Tomasz Różycki was born in Opole, Upper Silesia in 1970. He was already singled out for his poetry at school, with an early poem was published in the journal “Polska Miedź”. Różycki studied Romance Languages at the Jagiellonian University in Cracow. He then worked as a French teacher at the Foreign Languages Teaching College in his native city. Alongside his work he translated poetry from French, publishing a translation of Stéphane Mallarmé’s “Un coup de dés jamais n’abolira le hasard” in 2005.

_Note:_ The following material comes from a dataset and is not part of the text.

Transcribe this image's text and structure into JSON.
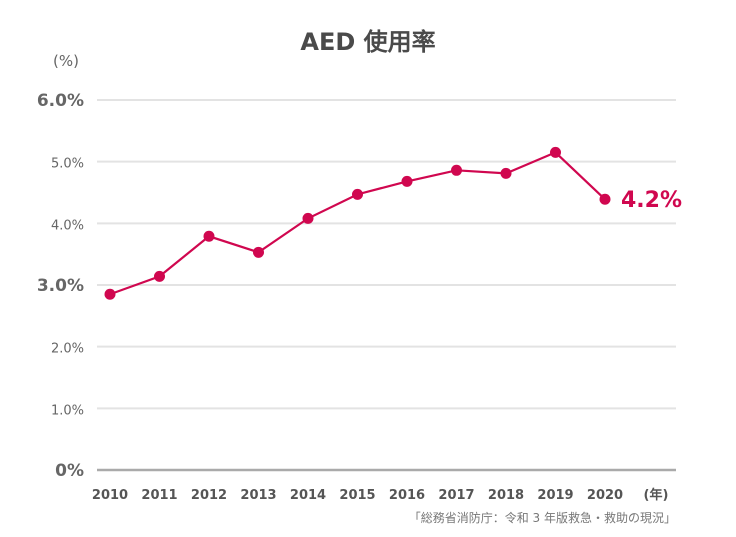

However, it was through his own poems that Różycki became well-known, and he has published six volumes of poems to date. His texts have appeared in the leading cultural magazines and literary journals such as “Czas Kultury”, “Odra” and “Studium” as well as in Bulgarian, Lithuanian, Ukrainian and German poetry anthologies. They have been translated into eight different languages.
He made his literary début in 1997 with a collection of poems entitled “Vaterland” (tr: Home country) which was shortly followed by the collections “Anima” (1999), “Chata umaita” (2001) and “Świat i Antyświat” (2003; tr: World and Antiworld), containing formally tight poems of hermetic content which combine cultural allusions with concrete descriptions.
In 2004 Różycki received the Prize of Geneva’s Koscielski Foundation for his poem “Dwanaście stacji” (2004; tr: Twelve Stations) and thus joined the ranks of Poland’s most important writers, among them Sławomir Mrożek, Zbigniew Herbert and Adam Zagajewski. In the same year a collection of Różycki’s first three volumes appeared under the title “Wiersze” (2004; tr: Poems). His latest work, “Kolonie” (2006), brings together seventy-seven poems whose exotic titles such as “Ziemia Ognista” (tr: Fire earth) and “Cynamon i goźdiki” (tr: Cinnamon and cloves) present a striking contrast to the depictions of everyday Polish country life and the melancholic thoughts they contain.
Różycki, who has been awarded the Krzysztof Kamil Baczyński Prize and been nominated for Poland’s most important literary award, the Nike Prize, lives in his native city with his wife and two children.